Подобные умные мысли киммериец не выдумал, а лишь воспроизвел — да и то не головой, а ощущениями. Ловкач Ши из славного города Шадизара поведал ему их, важно при этом задирая острый подбородок. После выяснилось, что и не он был автором сих философических идей, а некий Блахат — бывший султаналурский мудрец, а ныне шадизарский нищий, за кружку доброго пива готовый поделиться с любым малой толикой обширных своих знаний.

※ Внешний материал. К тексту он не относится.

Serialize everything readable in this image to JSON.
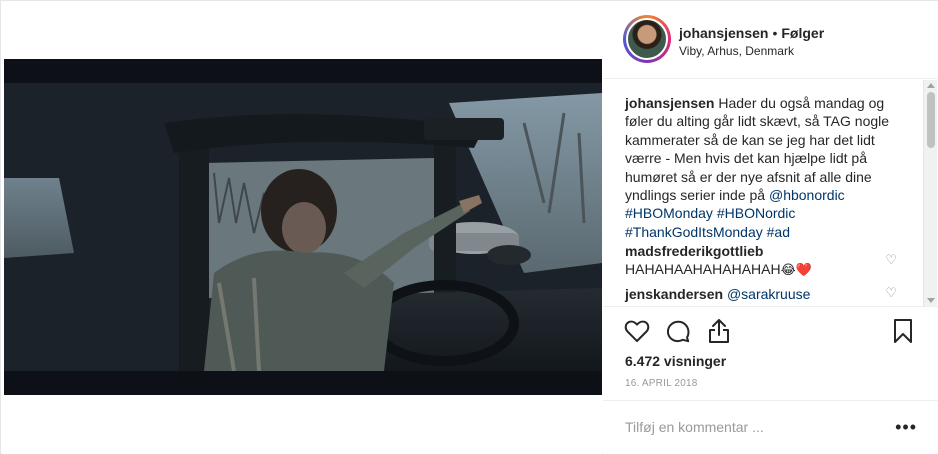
{
  "header": {
    "username": "johansjensen",
    "separator": "•",
    "follow_label": "Følger",
    "location": "Viby, Arhus, Denmark"
  },
  "caption": {
    "username": "johansjensen",
    "text": "Hader du også mandag og føler du alting går lidt skævt, så TAG nogle kammerater så de kan se jeg har det lidt værre - Men hvis det kan hjælpe lidt på humøret så er der nye afsnit af alle dine yndlings serier inde på",
    "mention": "@hbonordic",
    "hashtags": [
      "#HBOMonday",
      "#HBONordic",
      "#ThankGodItsMonday",
      "#ad"
    ]
  },
  "comments": [
    {
      "username": "madsfrederikgottlieb",
      "text": "HAHAHAAHAHAHAHAH",
      "emoji": "😂❤️"
    },
    {
      "username": "jenskandersen",
      "text": "@sarakruuse"
    }
  ],
  "actions": {
    "like_icon": "heart-icon",
    "comment_icon": "comment-icon",
    "share_icon": "share-icon",
    "save_icon": "bookmark-icon"
  },
  "views": "6.472 visninger",
  "date": "16. APRIL 2018",
  "add_comment_placeholder": "Tilføj en kommentar ...",
  "more_label": "•••"
}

Конан был не согласен лишь с первой частью, где говорилось о радости жизни. Он лично знал массу способов испортить кому угодно эту самую радость, о чем и заявил тогда Ловкачу Ши, оскорбив его до глубины души. Но в том, что от богов ему ничего, кроме неба, земли, солнца и луны, не надо, он не сомневался и на миг. Вот и теперь, стремительно мчась вдоль берега блистающей под лунным светом Капитанки, он жаждал действия, одного только действия — земля и луна у него уже были.

Конан оглянулся на Майло, который скакал почти вровень с ним. Та безумная скорость, и встречный сильный ветер, и гонка звезд над головой не тронули его душу волной восторга и пресловутой радости жизни. На лице его не отразилось и доли тех чувств, что испытывал варвар. Пожалуй, он вообще ничего не чувствовал, ибо лишь обычная злобная гримаса искажала тонкие черты его, а без нее лицо Майло можно было назвать просто маской, белой, равнодушной и жуткой.

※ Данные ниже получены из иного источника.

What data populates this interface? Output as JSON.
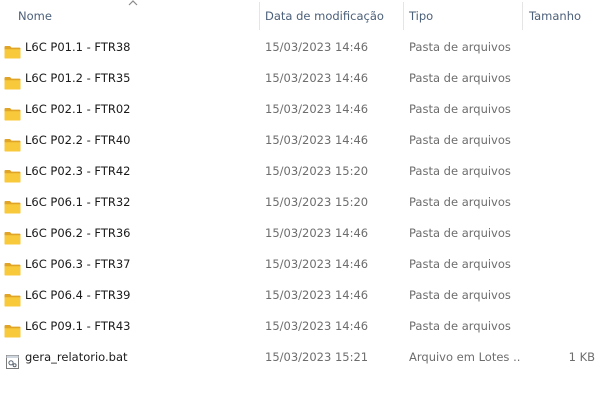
{
  "columns": {
    "name": "Nome",
    "date": "Data de modificação",
    "type": "Tipo",
    "size": "Tamanho"
  },
  "sort": {
    "column": "name",
    "direction": "ascending"
  },
  "files": [
    {
      "name": "L6C P01.1 - FTR38",
      "date": "15/03/2023 14:46",
      "type": "Pasta de arquivos",
      "size": "",
      "icon": "folder-icon"
    },
    {
      "name": "L6C P01.2 - FTR35",
      "date": "15/03/2023 14:46",
      "type": "Pasta de arquivos",
      "size": "",
      "icon": "folder-icon"
    },
    {
      "name": "L6C P02.1 - FTR02",
      "date": "15/03/2023 14:46",
      "type": "Pasta de arquivos",
      "size": "",
      "icon": "folder-icon"
    },
    {
      "name": "L6C P02.2 - FTR40",
      "date": "15/03/2023 14:46",
      "type": "Pasta de arquivos",
      "size": "",
      "icon": "folder-icon"
    },
    {
      "name": "L6C P02.3 - FTR42",
      "date": "15/03/2023 15:20",
      "type": "Pasta de arquivos",
      "size": "",
      "icon": "folder-icon"
    },
    {
      "name": "L6C P06.1 - FTR32",
      "date": "15/03/2023 15:20",
      "type": "Pasta de arquivos",
      "size": "",
      "icon": "folder-icon"
    },
    {
      "name": "L6C P06.2 - FTR36",
      "date": "15/03/2023 14:46",
      "type": "Pasta de arquivos",
      "size": "",
      "icon": "folder-icon"
    },
    {
      "name": "L6C P06.3 - FTR37",
      "date": "15/03/2023 14:46",
      "type": "Pasta de arquivos",
      "size": "",
      "icon": "folder-icon"
    },
    {
      "name": "L6C P06.4 - FTR39",
      "date": "15/03/2023 14:46",
      "type": "Pasta de arquivos",
      "size": "",
      "icon": "folder-icon"
    },
    {
      "name": "L6C P09.1 - FTR43",
      "date": "15/03/2023 14:46",
      "type": "Pasta de arquivos",
      "size": "",
      "icon": "folder-icon"
    },
    {
      "name": "gera_relatorio.bat",
      "date": "15/03/2023 15:21",
      "type": "Arquivo em Lotes ...",
      "size": "1 KB",
      "icon": "batch-file-icon"
    }
  ],
  "colors": {
    "header_text": "#4c607a",
    "secondary_text": "#6d6d6d",
    "folder_yellow": "#f8c93a",
    "folder_dark": "#e0a526"
  }
}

Что может быть хуже бесчувствия? Отвечая сам себе на сей странный вопрос, Конан сплюнул — плевок его сразу улетел далеко назад — и пришпорил каурую.

* * *

К рассвету спутники благополучно достигли моря Вилайет и теперь стояли на берегу его, задумчиво вглядываясь в голубовато-зеленую гладь, на коей уже сверкал первый робкий солнечный луч. Ветер — свежий, пропитанный солью, рыбой и запахами разных стран, утих, лениво шевеля гривы лошадей, чьи копыта вязли в желтом сыроватом песке; ночь быстро светлела; звезды в серой выси гасли одна за другой, и белесые облака медленно плыли над морем, по пути соединяясь в тяжелую мокрую тучу.

Конан стащил с бока каурой дорожный мешок, достал из него хлеб и сыр.

— Ешь!

Майло вмиг проглотил свою долю и снова замер с отрешенным выражением белого красивого лица.

— Зачем ты убил медведя? — спокойно спросил варвар, не глядя на товарища.

— Ы-ы-ы! Ы-ы! — пояснил Майло, рукой ударяя себя в исполосованную когтями зверя грудь.

— Надо было? Кому?

— Ы-ы-ы-ы! Ы-ы!

— Тебе и отцу? Не понимаю.

Майло упал на колени и начал быстро выводить на песке буквы.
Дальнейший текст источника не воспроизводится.